Former NH first lady Catherine Gregg dies
Catherine Warner Gregg - philanthropist, businesswoman, gardener, dog lover, wife of one governor and mother of another - died Friday at her home at RiverWoods in Exeter.
She would have turned 97 on Aug. 15.
Mrs. Gregg was the widow of former Gov. Hugh Gregg, serving as New Hampshire's first lady from 1953 to 1955. Her son, Judd Gregg, served as a congressman, governor and U.S. senator.
On Saturday, speaking for his family, former Sen. Gregg said his mother was "an extraordinary person of exceptional energy who had a fascinating variety of interests, most of which revolved around making New Hampshire a better place to live and working with my father to do just that."
Mrs. Gregg is credited with helping to restore the Wentworth-Coolidge Mansion in Portsmouth, the only original surviving residence of a Royal Governor in the United States. She was active in many other community organizations, including the New Hampshire Audubon Society, the Robert Frost Homestead and the White Mountain Arts and Music Festival.
Both his parents were community-oriented, Gregg said, and "a lot of people have benefited from their efforts over the years."
He said he and his brother, Cyrus, spent a great deal of time with their mother in her final days.
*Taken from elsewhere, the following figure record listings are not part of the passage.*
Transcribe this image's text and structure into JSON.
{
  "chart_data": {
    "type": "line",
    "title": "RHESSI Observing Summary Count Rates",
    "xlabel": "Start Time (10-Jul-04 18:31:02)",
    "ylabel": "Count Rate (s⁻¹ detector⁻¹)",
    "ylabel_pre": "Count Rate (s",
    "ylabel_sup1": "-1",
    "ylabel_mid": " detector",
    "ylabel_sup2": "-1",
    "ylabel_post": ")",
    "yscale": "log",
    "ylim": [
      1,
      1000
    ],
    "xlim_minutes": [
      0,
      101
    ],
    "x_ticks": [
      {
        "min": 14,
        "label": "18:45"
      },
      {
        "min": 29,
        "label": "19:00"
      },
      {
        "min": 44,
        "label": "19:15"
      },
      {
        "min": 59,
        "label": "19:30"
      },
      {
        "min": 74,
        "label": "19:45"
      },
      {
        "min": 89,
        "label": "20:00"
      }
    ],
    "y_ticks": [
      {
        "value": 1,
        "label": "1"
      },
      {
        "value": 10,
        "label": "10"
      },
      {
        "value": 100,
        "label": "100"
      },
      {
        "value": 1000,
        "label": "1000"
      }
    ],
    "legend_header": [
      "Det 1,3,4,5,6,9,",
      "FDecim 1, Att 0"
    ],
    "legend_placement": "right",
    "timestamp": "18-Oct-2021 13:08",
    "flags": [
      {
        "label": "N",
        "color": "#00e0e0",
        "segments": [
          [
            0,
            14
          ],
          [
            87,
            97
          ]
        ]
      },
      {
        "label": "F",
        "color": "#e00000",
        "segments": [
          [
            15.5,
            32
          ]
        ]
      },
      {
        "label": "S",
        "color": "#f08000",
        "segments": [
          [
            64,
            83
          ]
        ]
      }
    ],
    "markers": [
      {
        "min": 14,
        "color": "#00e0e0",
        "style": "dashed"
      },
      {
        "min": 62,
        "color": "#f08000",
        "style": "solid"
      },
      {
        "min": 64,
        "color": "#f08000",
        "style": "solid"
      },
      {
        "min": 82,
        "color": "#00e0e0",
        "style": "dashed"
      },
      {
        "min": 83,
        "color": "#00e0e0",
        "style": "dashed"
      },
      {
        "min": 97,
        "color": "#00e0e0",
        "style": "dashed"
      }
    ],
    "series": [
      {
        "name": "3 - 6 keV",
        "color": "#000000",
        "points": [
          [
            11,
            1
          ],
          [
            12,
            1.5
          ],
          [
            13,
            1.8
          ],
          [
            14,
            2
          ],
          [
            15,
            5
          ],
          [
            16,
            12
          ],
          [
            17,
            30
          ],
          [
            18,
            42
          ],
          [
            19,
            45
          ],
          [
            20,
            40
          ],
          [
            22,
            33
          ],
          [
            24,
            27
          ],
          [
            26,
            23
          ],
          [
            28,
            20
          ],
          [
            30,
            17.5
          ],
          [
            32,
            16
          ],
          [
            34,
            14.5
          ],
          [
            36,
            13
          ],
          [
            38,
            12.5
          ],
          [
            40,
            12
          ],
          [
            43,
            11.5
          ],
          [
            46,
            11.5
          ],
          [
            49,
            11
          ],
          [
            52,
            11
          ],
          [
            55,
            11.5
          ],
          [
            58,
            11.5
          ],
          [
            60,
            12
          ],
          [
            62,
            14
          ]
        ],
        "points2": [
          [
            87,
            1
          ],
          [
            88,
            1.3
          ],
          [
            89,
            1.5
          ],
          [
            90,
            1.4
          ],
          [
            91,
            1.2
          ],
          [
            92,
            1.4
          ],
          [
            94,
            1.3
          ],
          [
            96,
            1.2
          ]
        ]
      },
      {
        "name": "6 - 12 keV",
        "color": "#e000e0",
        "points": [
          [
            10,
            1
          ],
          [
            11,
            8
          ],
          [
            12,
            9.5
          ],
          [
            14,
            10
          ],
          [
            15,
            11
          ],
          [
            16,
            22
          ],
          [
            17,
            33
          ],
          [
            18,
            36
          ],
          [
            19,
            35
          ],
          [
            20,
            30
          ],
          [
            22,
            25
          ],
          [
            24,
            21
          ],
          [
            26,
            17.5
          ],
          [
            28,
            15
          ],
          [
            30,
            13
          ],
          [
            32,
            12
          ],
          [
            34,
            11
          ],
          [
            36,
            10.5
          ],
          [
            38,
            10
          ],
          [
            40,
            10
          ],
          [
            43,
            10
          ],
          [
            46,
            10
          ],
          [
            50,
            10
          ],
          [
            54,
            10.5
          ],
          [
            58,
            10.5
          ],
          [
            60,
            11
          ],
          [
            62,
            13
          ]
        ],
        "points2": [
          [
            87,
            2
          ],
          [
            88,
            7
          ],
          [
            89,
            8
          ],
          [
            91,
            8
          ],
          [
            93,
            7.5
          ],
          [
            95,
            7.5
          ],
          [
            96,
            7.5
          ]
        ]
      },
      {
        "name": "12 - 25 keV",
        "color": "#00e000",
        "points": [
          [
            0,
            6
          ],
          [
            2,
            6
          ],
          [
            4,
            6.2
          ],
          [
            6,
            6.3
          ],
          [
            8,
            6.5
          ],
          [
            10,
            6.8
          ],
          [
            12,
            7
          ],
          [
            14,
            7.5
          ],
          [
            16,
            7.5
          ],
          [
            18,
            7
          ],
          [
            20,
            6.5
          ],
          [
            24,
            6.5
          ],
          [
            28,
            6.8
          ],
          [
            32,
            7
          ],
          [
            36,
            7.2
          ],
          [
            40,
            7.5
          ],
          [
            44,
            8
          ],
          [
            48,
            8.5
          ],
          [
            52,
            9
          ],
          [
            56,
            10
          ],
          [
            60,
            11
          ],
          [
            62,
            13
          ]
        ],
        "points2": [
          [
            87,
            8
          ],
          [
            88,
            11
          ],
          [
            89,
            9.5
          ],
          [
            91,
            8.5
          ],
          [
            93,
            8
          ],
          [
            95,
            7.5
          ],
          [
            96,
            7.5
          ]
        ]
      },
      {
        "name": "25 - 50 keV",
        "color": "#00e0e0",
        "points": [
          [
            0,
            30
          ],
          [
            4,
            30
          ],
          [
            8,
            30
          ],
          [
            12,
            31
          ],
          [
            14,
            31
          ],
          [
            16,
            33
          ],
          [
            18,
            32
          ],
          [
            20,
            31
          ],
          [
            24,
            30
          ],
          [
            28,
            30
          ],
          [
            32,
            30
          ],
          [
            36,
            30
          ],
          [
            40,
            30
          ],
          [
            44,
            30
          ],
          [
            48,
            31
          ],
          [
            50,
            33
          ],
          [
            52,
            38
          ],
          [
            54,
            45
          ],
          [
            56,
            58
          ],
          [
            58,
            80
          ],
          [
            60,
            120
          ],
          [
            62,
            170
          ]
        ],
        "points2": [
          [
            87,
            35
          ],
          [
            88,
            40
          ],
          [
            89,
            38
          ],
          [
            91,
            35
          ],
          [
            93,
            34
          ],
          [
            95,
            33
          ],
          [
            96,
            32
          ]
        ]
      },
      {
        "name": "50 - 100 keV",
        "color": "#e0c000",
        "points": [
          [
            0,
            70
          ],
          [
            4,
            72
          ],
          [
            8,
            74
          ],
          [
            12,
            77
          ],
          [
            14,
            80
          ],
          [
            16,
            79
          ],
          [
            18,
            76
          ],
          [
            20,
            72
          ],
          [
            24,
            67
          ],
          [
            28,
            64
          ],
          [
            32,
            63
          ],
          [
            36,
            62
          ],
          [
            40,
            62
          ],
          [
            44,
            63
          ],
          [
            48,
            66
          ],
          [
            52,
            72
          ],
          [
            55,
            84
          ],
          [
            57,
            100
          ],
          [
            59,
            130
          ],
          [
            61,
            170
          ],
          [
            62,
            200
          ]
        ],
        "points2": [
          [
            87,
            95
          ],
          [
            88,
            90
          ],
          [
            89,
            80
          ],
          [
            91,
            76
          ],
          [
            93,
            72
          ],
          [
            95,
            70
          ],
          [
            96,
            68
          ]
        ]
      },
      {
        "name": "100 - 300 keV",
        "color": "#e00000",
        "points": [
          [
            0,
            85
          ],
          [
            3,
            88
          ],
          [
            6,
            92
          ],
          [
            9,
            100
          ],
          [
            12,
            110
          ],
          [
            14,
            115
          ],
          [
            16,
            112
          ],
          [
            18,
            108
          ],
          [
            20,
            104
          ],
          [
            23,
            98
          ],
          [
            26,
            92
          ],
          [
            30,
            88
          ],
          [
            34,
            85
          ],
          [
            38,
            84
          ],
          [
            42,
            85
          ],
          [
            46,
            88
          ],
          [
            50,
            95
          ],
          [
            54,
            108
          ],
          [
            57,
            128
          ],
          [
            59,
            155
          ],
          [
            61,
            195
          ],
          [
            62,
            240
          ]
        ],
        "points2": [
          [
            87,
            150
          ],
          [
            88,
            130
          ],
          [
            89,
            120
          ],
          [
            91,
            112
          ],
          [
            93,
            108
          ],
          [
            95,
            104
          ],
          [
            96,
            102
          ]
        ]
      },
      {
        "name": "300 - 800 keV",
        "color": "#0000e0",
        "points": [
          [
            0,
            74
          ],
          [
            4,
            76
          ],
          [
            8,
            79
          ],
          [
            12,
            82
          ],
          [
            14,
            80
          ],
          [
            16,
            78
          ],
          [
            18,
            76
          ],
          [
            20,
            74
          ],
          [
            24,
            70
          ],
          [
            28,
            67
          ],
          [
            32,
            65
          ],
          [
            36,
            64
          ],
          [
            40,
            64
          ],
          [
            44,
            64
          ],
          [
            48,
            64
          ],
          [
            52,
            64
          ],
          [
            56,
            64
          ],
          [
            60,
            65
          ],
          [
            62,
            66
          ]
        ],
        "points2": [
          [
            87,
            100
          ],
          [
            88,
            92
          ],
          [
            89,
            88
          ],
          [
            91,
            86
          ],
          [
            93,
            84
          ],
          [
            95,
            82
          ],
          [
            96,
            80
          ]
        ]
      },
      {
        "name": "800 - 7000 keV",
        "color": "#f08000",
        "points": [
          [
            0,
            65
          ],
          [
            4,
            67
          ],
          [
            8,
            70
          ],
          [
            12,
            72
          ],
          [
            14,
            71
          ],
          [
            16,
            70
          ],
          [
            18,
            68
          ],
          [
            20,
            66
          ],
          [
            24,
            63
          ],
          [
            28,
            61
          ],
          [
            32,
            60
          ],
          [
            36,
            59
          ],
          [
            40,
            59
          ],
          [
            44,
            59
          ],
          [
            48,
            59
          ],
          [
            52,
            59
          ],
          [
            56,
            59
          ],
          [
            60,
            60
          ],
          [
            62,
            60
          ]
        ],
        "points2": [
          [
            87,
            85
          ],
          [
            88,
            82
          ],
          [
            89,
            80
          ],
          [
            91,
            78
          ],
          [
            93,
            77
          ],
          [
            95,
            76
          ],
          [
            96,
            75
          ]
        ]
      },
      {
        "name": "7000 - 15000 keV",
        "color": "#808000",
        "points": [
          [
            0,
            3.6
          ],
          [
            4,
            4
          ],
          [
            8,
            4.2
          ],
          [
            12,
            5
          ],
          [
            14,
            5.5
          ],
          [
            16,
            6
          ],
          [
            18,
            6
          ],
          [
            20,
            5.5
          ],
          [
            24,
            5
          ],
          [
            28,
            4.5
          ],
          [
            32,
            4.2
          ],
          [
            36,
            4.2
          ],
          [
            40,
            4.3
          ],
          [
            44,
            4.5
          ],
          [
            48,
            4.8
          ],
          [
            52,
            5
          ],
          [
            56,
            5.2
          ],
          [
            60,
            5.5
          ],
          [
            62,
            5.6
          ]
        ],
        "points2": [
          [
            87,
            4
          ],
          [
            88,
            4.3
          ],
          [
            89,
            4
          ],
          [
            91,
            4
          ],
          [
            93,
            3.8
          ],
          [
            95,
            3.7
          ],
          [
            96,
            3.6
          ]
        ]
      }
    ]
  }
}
Gov. Maggie Hassan will direct flags to be flown at half-staff on the day of Mrs. Gregg's funeral, which will be private. In a statement, the governor said, "Tom and I were very saddened to learn about the passing of Catherine Gregg, who admirably served the people of New Hampshire as First Lady. Our thoughts and prayers are with the Gregg family and their loved ones...."
Former State Sen. Elaine Krasker of Portsmouth was the original chair of the Wentworth-Coolidge Commission. She served on the commission with Catherine Gregg for 10 years and was touched to learn that the family is asking that memorial contributions be sent to the organization.
"It certainly was a pleasure to work with her because she had a store of knowledge about the history of the Wentworth-Coolidge Mansion, and she was so eager to see it restored," Krasker said. "And she was very responsible for making it happen."
Mrs. Gregg became a "very dear friend," she said, and "will be very missed."
Sen. Jeanne Shaheen, D-NH, said Catherine Gregg "was a devoted mother and wife who, as New Hampshire's First Lady, displayed the type of commitment and love for our state that eventually came to define the entire Gregg family."
"The fact that her service continued for decades after she and former Governor Gregg left office underscored just how deeply she cared about New Hampshire," Shaheen said in a statement. "My thoughts are with the Gregg family during this difficult time."
Sen. Kelly Ayotte, R-NH, said she was honored to have met Mrs. Gregg, calling her "an exceptional and strong woman of the highest character."
"The wife of a legendary governor and the mother of a true New Hampshire statesman, Mrs. Gregg was the matriarch of her family and she will always have a special place in our state's history," Ayotte said in a statement. "I join citizens across New Hampshire in mourning her loss, and Joe and I extend our deep sympathy and prayers to the Gregg family."
Joseph W. McQuaid, president and Publisher of the New Hampshire Union Leader and Sunday News, called Mrs. Gregg "a beautiful, gracious woman who matched her husband in charm and political acumen."Although first lady of New Hampshire for just her husband's one term, she will long be remembered as a force in New Hampshire life," he said.
Long-time Republican political strategist Tom Rath said Mrs. Gregg "had a long and interesting and important life."
"She saw a lot, and loved her family and loved the state very much," Rath said.
In addition to her two sons, Mrs. Gregg had five grandchildren, seven great-grandchildren "and an eighth on the way," her son said.
Her obituary appears today on Page C13.